Member of the National Assembly for Seine-et-Marne's 1st constituency
- Incumbent
- Assumed office 21 June 2017
- Preceded by: Jean-Claude Mignon

Personal details
- Born: 18 August 1967 (age 58) Melun, France
- Party: MoDem

= Aude Luquet =

French politician (born 1967)

Aude Luquet (born 18 August 1967) is a French politician representing the Democratic Movement. She was elected to the French National Assembly on 18 June 2017, representing the department of Seine-et-Marne.

Luquet was a councilor in Melun commune before her election to the assembly.

==Biography==
Aude Luquet served as chief of staff and communications director at the town hall of Le Mée-sur-Seine before taking over as chief of staff and communications director for the Community of Municipalities of the Fontainebleau Region and the City of Avon. At the same time, she was elected Deputy Mayor of Mée-sur-Seine in charge of Local Democracy and Community Councilor for the Melun Val de Seine urban area. In 2008, Aude Luquet was elected Regional Councilor for Île-de-France and Municipal Councilor in Melun. She continued her local involvement with the Vallées et Châteaux community of municipalities, first as chief of staff and communications director, then as director general of services for the Brie des Rivières et Châteaux community of municipalities until the 2017 legislative elections, which she won for the Democratic Movement (France) in the 1st district of Seine-et-Marne.

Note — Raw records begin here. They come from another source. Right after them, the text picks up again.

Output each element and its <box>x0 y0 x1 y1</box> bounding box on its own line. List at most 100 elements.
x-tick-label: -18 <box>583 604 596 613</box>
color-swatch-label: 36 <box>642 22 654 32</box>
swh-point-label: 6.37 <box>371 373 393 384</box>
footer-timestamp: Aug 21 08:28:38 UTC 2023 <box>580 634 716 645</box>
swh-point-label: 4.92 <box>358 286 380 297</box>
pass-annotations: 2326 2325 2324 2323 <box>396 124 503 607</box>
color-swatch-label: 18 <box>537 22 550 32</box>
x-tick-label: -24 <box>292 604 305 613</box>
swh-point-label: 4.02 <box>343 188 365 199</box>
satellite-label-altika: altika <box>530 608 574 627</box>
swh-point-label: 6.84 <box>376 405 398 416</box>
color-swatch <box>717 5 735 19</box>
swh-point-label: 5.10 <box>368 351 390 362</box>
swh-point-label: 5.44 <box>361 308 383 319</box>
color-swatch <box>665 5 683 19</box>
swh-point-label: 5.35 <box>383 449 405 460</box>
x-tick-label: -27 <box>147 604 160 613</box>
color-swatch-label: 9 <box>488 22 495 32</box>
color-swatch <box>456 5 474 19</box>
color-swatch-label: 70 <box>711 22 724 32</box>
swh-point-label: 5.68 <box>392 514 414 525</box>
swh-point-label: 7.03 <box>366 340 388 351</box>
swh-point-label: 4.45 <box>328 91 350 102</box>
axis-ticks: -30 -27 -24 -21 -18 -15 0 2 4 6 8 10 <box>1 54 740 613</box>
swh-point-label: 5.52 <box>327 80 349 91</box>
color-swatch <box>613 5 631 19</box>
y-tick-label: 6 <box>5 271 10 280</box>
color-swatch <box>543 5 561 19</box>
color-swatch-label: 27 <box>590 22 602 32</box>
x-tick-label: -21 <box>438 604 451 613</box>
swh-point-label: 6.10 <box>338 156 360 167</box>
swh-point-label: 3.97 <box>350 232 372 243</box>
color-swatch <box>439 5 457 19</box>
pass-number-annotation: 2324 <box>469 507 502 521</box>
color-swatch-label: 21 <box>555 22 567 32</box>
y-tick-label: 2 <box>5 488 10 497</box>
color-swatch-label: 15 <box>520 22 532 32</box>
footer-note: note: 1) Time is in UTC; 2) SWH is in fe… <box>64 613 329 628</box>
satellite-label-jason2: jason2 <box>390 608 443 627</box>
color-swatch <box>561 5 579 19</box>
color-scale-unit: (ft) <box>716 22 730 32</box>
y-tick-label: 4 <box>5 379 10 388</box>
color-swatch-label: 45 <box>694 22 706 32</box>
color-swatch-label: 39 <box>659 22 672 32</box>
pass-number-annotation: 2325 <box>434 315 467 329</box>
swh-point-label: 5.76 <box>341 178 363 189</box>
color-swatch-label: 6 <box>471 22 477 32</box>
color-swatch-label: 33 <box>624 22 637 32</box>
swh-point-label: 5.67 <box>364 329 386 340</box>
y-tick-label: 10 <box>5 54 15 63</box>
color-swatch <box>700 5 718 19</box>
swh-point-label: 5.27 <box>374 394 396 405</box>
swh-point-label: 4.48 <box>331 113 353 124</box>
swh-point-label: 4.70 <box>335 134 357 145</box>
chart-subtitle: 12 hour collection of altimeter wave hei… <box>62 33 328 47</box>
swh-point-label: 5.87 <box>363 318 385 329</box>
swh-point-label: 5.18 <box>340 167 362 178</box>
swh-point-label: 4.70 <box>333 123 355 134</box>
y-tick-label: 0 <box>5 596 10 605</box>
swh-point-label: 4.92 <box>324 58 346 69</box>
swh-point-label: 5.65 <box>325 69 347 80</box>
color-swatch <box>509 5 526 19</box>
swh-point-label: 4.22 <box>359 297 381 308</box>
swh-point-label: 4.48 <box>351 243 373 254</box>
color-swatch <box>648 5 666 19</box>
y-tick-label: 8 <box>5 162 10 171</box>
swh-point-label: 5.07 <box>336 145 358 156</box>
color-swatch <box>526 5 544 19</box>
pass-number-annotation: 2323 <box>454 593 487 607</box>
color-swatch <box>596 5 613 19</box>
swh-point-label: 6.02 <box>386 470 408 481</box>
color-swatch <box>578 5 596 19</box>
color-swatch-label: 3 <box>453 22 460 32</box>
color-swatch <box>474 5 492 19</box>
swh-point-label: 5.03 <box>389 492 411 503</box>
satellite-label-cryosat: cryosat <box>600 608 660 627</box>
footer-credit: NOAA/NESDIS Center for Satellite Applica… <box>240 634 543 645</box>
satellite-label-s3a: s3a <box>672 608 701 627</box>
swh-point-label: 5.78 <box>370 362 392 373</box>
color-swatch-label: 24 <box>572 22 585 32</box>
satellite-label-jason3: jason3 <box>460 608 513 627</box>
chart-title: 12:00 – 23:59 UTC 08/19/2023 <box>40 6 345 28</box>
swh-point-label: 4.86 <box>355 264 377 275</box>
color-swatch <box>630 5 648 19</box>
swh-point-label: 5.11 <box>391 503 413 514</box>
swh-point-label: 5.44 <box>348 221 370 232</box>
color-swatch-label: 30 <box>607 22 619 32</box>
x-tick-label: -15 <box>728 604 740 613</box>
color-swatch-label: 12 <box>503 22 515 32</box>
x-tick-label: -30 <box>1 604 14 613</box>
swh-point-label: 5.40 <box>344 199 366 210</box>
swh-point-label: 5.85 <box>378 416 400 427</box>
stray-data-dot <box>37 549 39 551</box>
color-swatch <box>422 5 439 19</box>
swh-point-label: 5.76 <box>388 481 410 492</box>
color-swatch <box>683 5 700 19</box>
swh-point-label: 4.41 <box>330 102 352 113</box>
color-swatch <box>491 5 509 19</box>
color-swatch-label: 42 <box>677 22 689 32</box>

During the 2024 legislative elections, with only 159 votes separating the New Popular Front and the LR-RN alliance, Aude Luquet also declared that she would remain in the race: "There may be instructions from the majority, but we also have our discussions within the Democratic Movement. I am in third place, of course, but we are not far apart." She was defeated in a three-way race by Arnaud Saint-Martin.

Following this defeat, in January 2025, she was appointed interministerial coordinator for gender equality in overseas territories, despite having no direct connection to these territories. She reportedly has “family in New Caledonia” and “denies any political intervention or reappointment”.